Kafka et Flaubert

Les Amis de Flaubert – Année 1983 – Bulletin n° 63 – Page 3

 

 

Kafka et Flaubert

Éditorial

Kafka, l’écrivain tchèque de langue allemande, connu surtout en France pour son Procès que la plupart des lettrés ont lu, aurait eu cent ans cette année. Les grands journaux spécialisés ou non ont rappelé au mois de juillet cet événement littéraire et « Le Monde » des livres du jeudi soir, sur ses huit pages habituelles, lui a consacré plusieurs colonnes, ce qui prouve qu’il continue à avoir un rayonnement durable sans doute à cause de l’originalité de sa pensée et de son pessimisme continuel. Né à Prague, alors dans l’empire austro-hongrois, en 1883, il devait mourir dans un sanatorium près de Vienne en 1924, relativement jeune, à quarante ans.
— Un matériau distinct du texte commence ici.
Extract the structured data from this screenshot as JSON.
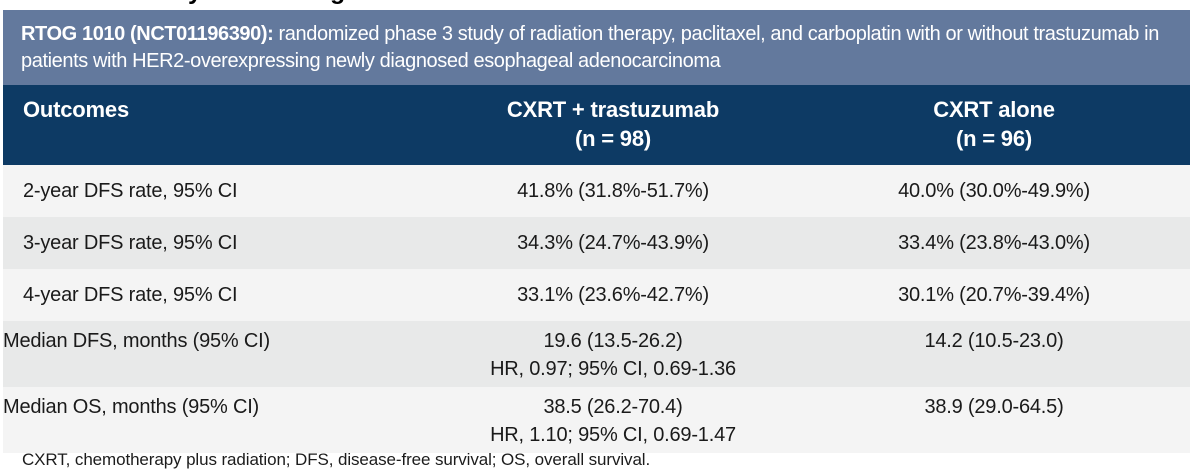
{
  "cropped_heading_remnant": {
    "glyph1": "y",
    "glyph2": "g"
  },
  "banner": {
    "title_bold": "RTOG 1010 (NCT01196390):",
    "title_rest": " randomized phase 3 study of radiation therapy, paclitaxel, and carboplatin with or without trastuzumab in patients with HER2-overexpressing newly diagnosed esophageal adenocarcinoma"
  },
  "table": {
    "columns": {
      "outcomes": "Outcomes",
      "arm1_line1": "CXRT + trastuzumab",
      "arm1_line2": "(n = 98)",
      "arm2_line1": "CXRT alone",
      "arm2_line2": "(n = 96)"
    },
    "rows": [
      {
        "label": "2-year DFS rate, 95% CI",
        "arm1": [
          "41.8% (31.8%-51.7%)"
        ],
        "arm2": [
          "40.0% (30.0%-49.9%)"
        ]
      },
      {
        "label": "3-year DFS rate, 95% CI",
        "arm1": [
          "34.3% (24.7%-43.9%)"
        ],
        "arm2": [
          "33.4% (23.8%-43.0%)"
        ]
      },
      {
        "label": "4-year DFS rate, 95% CI",
        "arm1": [
          "33.1% (23.6%-42.7%)"
        ],
        "arm2": [
          "30.1% (20.7%-39.4%)"
        ]
      },
      {
        "label": "Median DFS, months (95% CI)",
        "arm1": [
          "19.6 (13.5-26.2)",
          "HR, 0.97; 95% CI, 0.69-1.36"
        ],
        "arm2": [
          "14.2 (10.5-23.0)"
        ]
      },
      {
        "label": "Median OS, months (95% CI)",
        "arm1": [
          "38.5 (26.2-70.4)",
          "HR, 1.10; 95% CI, 0.69-1.47"
        ],
        "arm2": [
          "38.9 (29.0-64.5)"
        ]
      }
    ]
  },
  "footnote": "CXRT, chemotherapy plus radiation; DFS, disease-free survival; OS, overall survival.",
  "colors": {
    "banner_bg": "#63799d",
    "header_bg": "#0d3a64",
    "row_light": "#f4f4f4",
    "row_dark": "#e8e9e9",
    "text": "#1a1a1a"
  }
}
Ses parents appartenaient à la bourgeoisie commerçante juive de Prague. Il devait, par ce triple exemple, juif, tchèque, allemand, se sentir tout différent. À cause de sa santé fragile, il ne fut pas soldat pendant la Première Guerre mondiale dont il se désintéressa complètement dans son œuvre. Il travailla dans une maison d’assurances de 1908 à 1920. Il se fiança successivement trois fois, n’en épousa aucune, mais écrivit à chacune beaucoup et sa correspondance a été publiée. Il y eut toujours un conflit entre le fils et le père. Ce dernier était tout le contraire de Franz, fort physiquement, gai, jovial, aimant la vie de société, si bien que Franz Kafka eut une vie étrange qui se répercuta sur son œuvre. Son style est sobre, précis, très minutieux. Il a essayé d’éclairer sa vie quotidienne et familiale dans un univers irréel et coupable, ce qui est peut-être la cause du succès prolongé de ce fou de la littérature comme celle de Flaubert.
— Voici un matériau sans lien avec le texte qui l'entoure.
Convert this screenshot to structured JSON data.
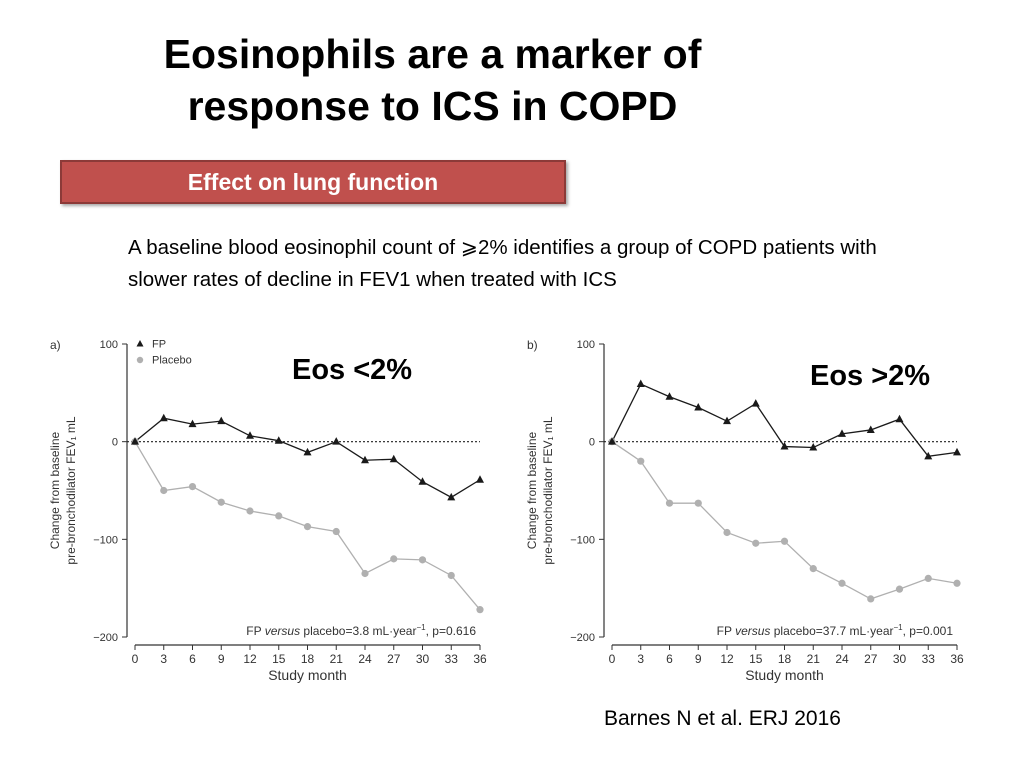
{
  "title": "Eosinophils are a marker of response to ICS in COPD",
  "banner": "Effect on lung function",
  "description": "A baseline blood eosinophil count of ⩾2% identifies a group of COPD patients with slower rates of decline in FEV1 when treated with ICS",
  "citation": "Barnes N et al. ERJ 2016",
  "colors": {
    "banner": "#c0504d",
    "fp": "#1a1a1a",
    "placebo": "#b0b0b0"
  },
  "chart_data": [
    {
      "type": "line",
      "panel": "a)",
      "label": "Eos <2%",
      "xlabel": "Study month",
      "ylabel": [
        "Change from baseline",
        "pre-bronchodilator FEV₁ mL"
      ],
      "x": [
        0,
        3,
        6,
        9,
        12,
        15,
        18,
        21,
        24,
        27,
        30,
        33,
        36
      ],
      "xlim": [
        0,
        36
      ],
      "ylim": [
        -200,
        100
      ],
      "yticks": [
        100,
        0,
        -100,
        -200
      ],
      "ytick_labels": [
        "100",
        "0",
        "−100",
        "−200"
      ],
      "annotation": {
        "pre": "FP ",
        "italic": "versus",
        "post": " placebo=3.8 mL·year",
        "sup": "−1",
        "tail": ", p=0.616"
      },
      "legend": "top-left",
      "series": [
        {
          "name": "FP",
          "marker": "triangle",
          "values": [
            0,
            24,
            18,
            21,
            6,
            1,
            -11,
            0,
            -19,
            -18,
            -41,
            -57,
            -39
          ]
        },
        {
          "name": "Placebo",
          "marker": "circle",
          "values": [
            0,
            -50,
            -46,
            -62,
            -71,
            -76,
            -87,
            -92,
            -135,
            -120,
            -121,
            -137,
            -172
          ]
        }
      ]
    },
    {
      "type": "line",
      "panel": "b)",
      "label": "Eos >2%",
      "xlabel": "Study month",
      "ylabel": [
        "Change from baseline",
        "pre-bronchodilator FEV₁ mL"
      ],
      "x": [
        0,
        3,
        6,
        9,
        12,
        15,
        18,
        21,
        24,
        27,
        30,
        33,
        36
      ],
      "xlim": [
        0,
        36
      ],
      "ylim": [
        -200,
        100
      ],
      "yticks": [
        100,
        0,
        -100,
        -200
      ],
      "ytick_labels": [
        "100",
        "0",
        "−100",
        "−200"
      ],
      "annotation": {
        "pre": "FP ",
        "italic": "versus",
        "post": " placebo=37.7 mL·year",
        "sup": "−1",
        "tail": ", p=0.001"
      },
      "series": [
        {
          "name": "FP",
          "marker": "triangle",
          "values": [
            0,
            59,
            46,
            35,
            21,
            39,
            -5,
            -6,
            8,
            12,
            23,
            -15,
            -11
          ]
        },
        {
          "name": "Placebo",
          "marker": "circle",
          "values": [
            0,
            -20,
            -63,
            -63,
            -93,
            -104,
            -102,
            -130,
            -145,
            -161,
            -151,
            -140,
            -145
          ]
        }
      ]
    }
  ]
}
La meilleure critique française de son œuvre est Marthe Robert, qui a d’ailleurs publié un ouvrage cette année : Seul comme Franz Kafka. Or, elle rapporte dans les interrogations qui lui furent posées par un rédacteur du Monde que Kafka connaissait fort bien l’œuvre de Flaubert. L’Éducation sentimentale était son livre de chevet qui ne le quittait pas, l’emportant avec lui en voyage, la gardant près de lui quand il était en train de travailler. Écrivant à Félice Bauer, l’une de ses fiancées, il lui dit : « Lis cela, chérie, lis donc cela », et il lui cite une phrase de Flaubert qu’il aimait par-dessus tout : « Elle avoua qu’elle voulait faire un tour à son bras dans les rues ». « Quelle phrase ! Quelle image ! » ajoute-t-il. Marthe Robert, moins enthousiaste que lui, ajoute : « La phrase citée est certes admirable, mais seulement pour quiconque a une connaissance approfondie de toutes les subtilités, de toutes les ressources poétiques que la prose française peut offrir. Cette connaissance, Kafka l’a et le montre assez par l’enthousiasme avec lequel il transcrit une phrase apparemment banale, que bien des Flaubertiens n’eussent pas songé à relever. »

Certes, entre la vie de Flaubert et celle de Kafka, il y a tout un monde. Celui de Flaubert, tout pessimiste qu’il fût, est cependant moins noir que celui de Kafka, mais nous découvrons par cette incidente le rayonnement posthume de Flaubert. Il a joué également sur le jeune Freud, étudiant à Paris, par Bouvard et Pécuchet et dont malheureusement l’article qu’il devait écrire à son retour à Vienne n’a pas été traduit d’allemand en français. Le philosophe Alain n’a jamais été un admirateur enthousiaste des romans de Flaubert. Il lui a préféré ceux de Stendhal, à qui d’ailleurs il a consacré un ouvrage. Ce percheron devenu rouennais pendant quelques années comme professeur de philosophie au Lycée Corneille et après son départ à Paris, il y a déjà quatre-vingts ans, le célèbre auteur des Propos jusqu’à la guerre de 1914, dans la Dépêche de Rouen, avait peu d’attirance pour les romans de Flaubert, sauf pour Bouvard et Pécuchet, qu’il lut plusieurs fois.

L’influence de Flaubert est plus forte qu’on le croit généralement, surtout à l’étranger. Même dans cette petite revue, le nombre d’auteurs d’articles venus de l’extérieur de notre hexagone national est plus important que ceux de notre pays et de notre langue. Sans leur activité, il nous serait difficile de publier convenablement. Sans être prophète dans son pays, il faut le constater avec une pointe inquiétante d’amertume.